Research Roundup: candidate gene for bad breath found, using mouse stem cells to grow hairy skin and more.

Welcome to this week’s Research Roundup. These Friday posts aim to inform our readers about the many stories that relate to animal research each week. Do you have an animal research story we should include in next week’s Research Roundup? You can send it to us via our Facebook page or through the contact form on the website.

  • Knockout mice help find gene for bad breath (halitosis). Most cases of halitosis are due to poor oral hygiene, but some are caused by inherited conditions or diseases such as liver cirrhosis. Dutch researchers at Radboud University working with families with inherited bad breath identified a possible genetic cause. Using genetic “knockout” mice specially bred at the UC Davis Mouse Biology Program, they were able to show that people and mice with variations of the gene SELENBP1 had a buildup of high levels of sulfur-containing compounds in their blood. When blood reaches the lungs, these smelly sulfur compounds leave the blood and are exhaled in breath. Published in Nature Genetics.

  • Artificial sugar linked to life threatening inflammation of the colon. In the last 15 years, the most common cause of hospital-acquired infections in developed countries, have been because of the the gram positive bacteria, Clostridium difficile. Two types of this bacteria in particular have been implicated, RT027 and RT078. Antibiotic resistance has been linked to the epidemic of infections, but does not explain the widespread prevalence. These researchers hypothesized that trehalose, a prevalently used artificial sweetener, may be implicated in this epidemic. To test this they worked with a mouse model of Clostridium difficile infection — and found that mortality was higher in the group consuming trehalose. Dr. Collins the lead researcher stated “An important contribution of this study is the realization that what we once considered a perfectly safe sugar for human consumption, can have unexpected consequences.” Published in Nature.
  • Studying the effects of Prozac in a monkey model. Fluoxetine (Prozac) is widely used to treat depression, anxiety and other psychiatric disorders, including in children. But little is known about its side effects in pre-teens, because it is difficult to conduct clinical trials in young children. Rhesus macaque monkeys are a good model in which to study these drugs, because they have a relatively long period of development before becoming adults.
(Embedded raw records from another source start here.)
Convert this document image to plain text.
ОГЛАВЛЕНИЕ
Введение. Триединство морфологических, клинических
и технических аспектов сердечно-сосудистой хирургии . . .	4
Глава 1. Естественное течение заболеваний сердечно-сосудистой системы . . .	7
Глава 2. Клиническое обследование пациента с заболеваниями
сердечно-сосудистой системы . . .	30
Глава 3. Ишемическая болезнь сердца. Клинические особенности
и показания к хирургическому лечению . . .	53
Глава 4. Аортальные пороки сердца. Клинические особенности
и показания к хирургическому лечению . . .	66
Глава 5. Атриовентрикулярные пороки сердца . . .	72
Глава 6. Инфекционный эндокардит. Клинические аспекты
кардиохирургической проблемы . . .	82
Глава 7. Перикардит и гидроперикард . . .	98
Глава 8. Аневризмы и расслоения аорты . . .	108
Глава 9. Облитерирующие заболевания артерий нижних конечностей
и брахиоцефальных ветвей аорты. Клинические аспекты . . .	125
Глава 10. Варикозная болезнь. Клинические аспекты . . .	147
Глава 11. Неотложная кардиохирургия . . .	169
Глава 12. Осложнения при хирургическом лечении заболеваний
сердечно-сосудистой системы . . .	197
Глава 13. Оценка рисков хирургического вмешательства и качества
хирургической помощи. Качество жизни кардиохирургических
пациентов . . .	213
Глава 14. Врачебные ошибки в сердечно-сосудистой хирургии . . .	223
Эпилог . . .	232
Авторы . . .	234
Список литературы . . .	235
Mari Golub at the California National Primate Research Center has completed a long-term study of fluoxetine in young monkeys, providing data that could support further research in humans. For example, Golub’s team showed for the first time that variations in a gene (monoamine oxidase, MAOA) can influence the effects of the drug in monkeys, suggesting that some children might respond differently to the drug depending on their genetic background. The work is summarized in this feature article and podcast.
Macaque. Kathy West. CNPRC.
  • Mouse stem cells used to grow hairy skin. Most lab grown skin, contains only 5-6 types of cells compared to the 20 or more cell types that real skin contains. Additionally, lab grown sking is incapable of growing hair. In research that was originally begun to generate organoids that model the inner ear — these researchers using mouse pluripotent cells turned to coaxing these cells into generating hair follicles. They found that a single cell organoid forms a epidermis and a dermis permitting for hair follicles to grow as they would in the body. Dr. Koehler stated, “It could be potentially a superior model for testing drugs, or looking at things like the development of skin cancers, within an environment that’s more representative of the in vivo microenvironment. And it would allow us to limit the number of animals we use for research.” Published in Cell Reports.
  • JAX launches Tallwood Canine Cancer Research Initiative to find the most effective predictors and treatments. Some breeds of dogs are more predisposed to certain types of cancers compared to others regardless of the environment that they are reared in, and thus, may be useful for understanding how cancer forms in both humans and other animals and to develop treatments. JAX hopes to “create a biobank of dog tumors that the nonprofit biomedical research institution plans to use and share with researchers around the world to provide new insights into cures for cancer.” To accomplish this, JAX will liaise with veterinary centers around the USA, so that owners whose dogs have been diagnosed with cancer and who are having them removed can opt to donate the tumor to the biobank. These tumors can then be used to, for example, create patient derived xenographs (PDXs).  The initiative began last month with an anonymous donation of 500,000 USD and a donation of a healthy blood sample from the donor’s family dog, Patrick.